Já ia dizendo alguma coisa nesse sentido quando ela pôs um dedo em meus lábios, perturbando-me de umas quarenta maneiras diferentes.

— Quieto — disse, baixinho. — Escute.

Sentei-me.

— Ouviu? — perguntou, passado um momento.

Inclinei a cabeça:

— Só o vento...

Ela abanou a cabeça e me interrompeu com um gesto:

— Escute!

Dessa vez eu ouvi.

A princípio, achei que fossem pedras remexidas deslizando pela encosta; mas não, o som não se desfez ao longe, como aconteceria nesse caso. Era mais como se alguma coisa estivesse sendo arrastada morro acima.
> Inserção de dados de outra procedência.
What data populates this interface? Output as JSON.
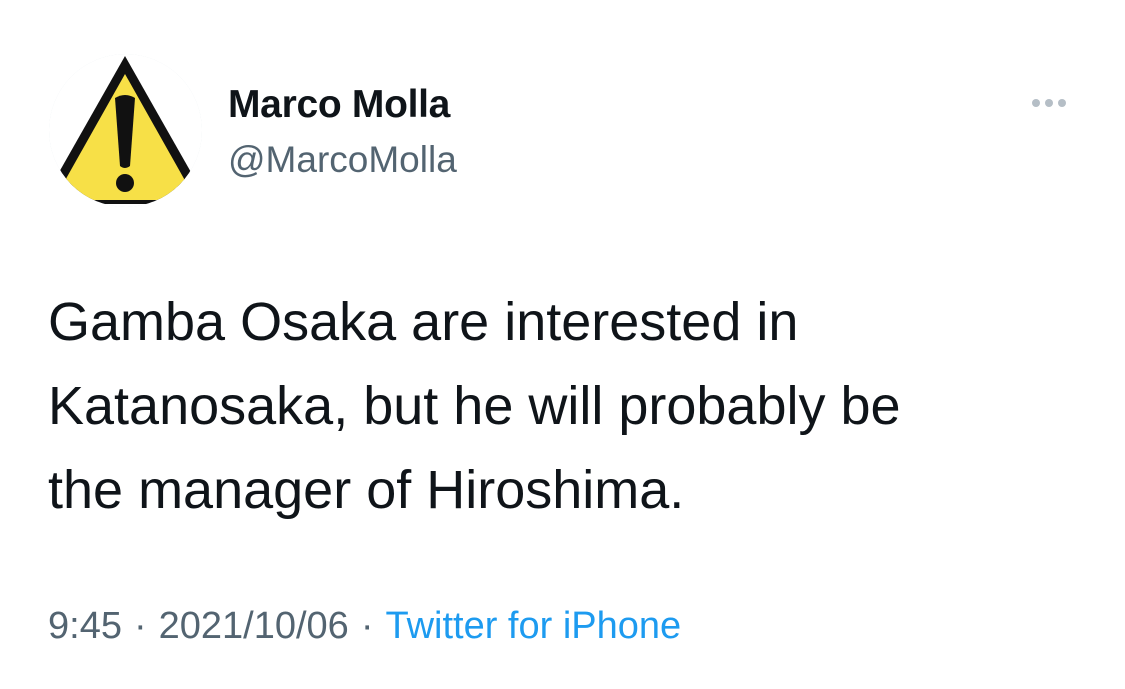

Levantei-me e olhei em volta. Enquanto eu dormia, as nuvens tinham sido levadas pelo vento e agora o luar iluminava a zona rural circundante com um pálido brilho prateado. Nossa larga fogueira cercada de pedras estava cheia até a borda de brasas reluzentes.

Nesse momento, não muito abaixo na encosta, ouvi...

Dizer que ouvi um galho quebrar seria enganoso. Quando uma pessoa quebra um galho ao andar pela floresta, isso produz um estalido curto e seco, porque qualquer galho acidentalmente partido por um homem é pequeno e se quebra com rapidez.

O que ouvi não foi o estalar de um graveto. Foi um estalejar comprido, o som produzido por um galho da grossura de uma perna ao ser arrancado de uma árvore: kriikkerrrkakrraakkk.

E então, ao me virar para Alys, ouvi o outro barulho.

Como posso descrevê-lo?

Quando eu era pequeno, mamãe me levara para ver uma coleção de animais em Senar. Tinha sido a única vez que eu vira um leão e ouvira o seu rugido. As outras crianças do grupo tinham se assustado, mas eu rira, encantado. O som fora tão grave e profundo que eu o havia sentido ribombar no peito. Tinha adorado aquela sensação e ainda me lembrava dela.

O som que ouvi no morro perto de Nebron não foi o rugido de um leão, mas me trouxe a mesma sensação no peito. Foi um grunhido mais grave que o rugir do leão. Mais próximo do som de trovoadas ao longe.

Outro galho quebrou quase no cume do morro. Olhei nessa direção e vi uma silhueta enorme tenuemente delineada pela luz da fogueira. Senti o chão estremecer de leve sob os pés. Alys virou-se para mim com os olhos arregalados de pânico.

Segurei-a pelo braço e corri para o lado oposto do morro. A princípio, ela me acompanhou, depois fincou os pés no chão ao ver para onde eu ia.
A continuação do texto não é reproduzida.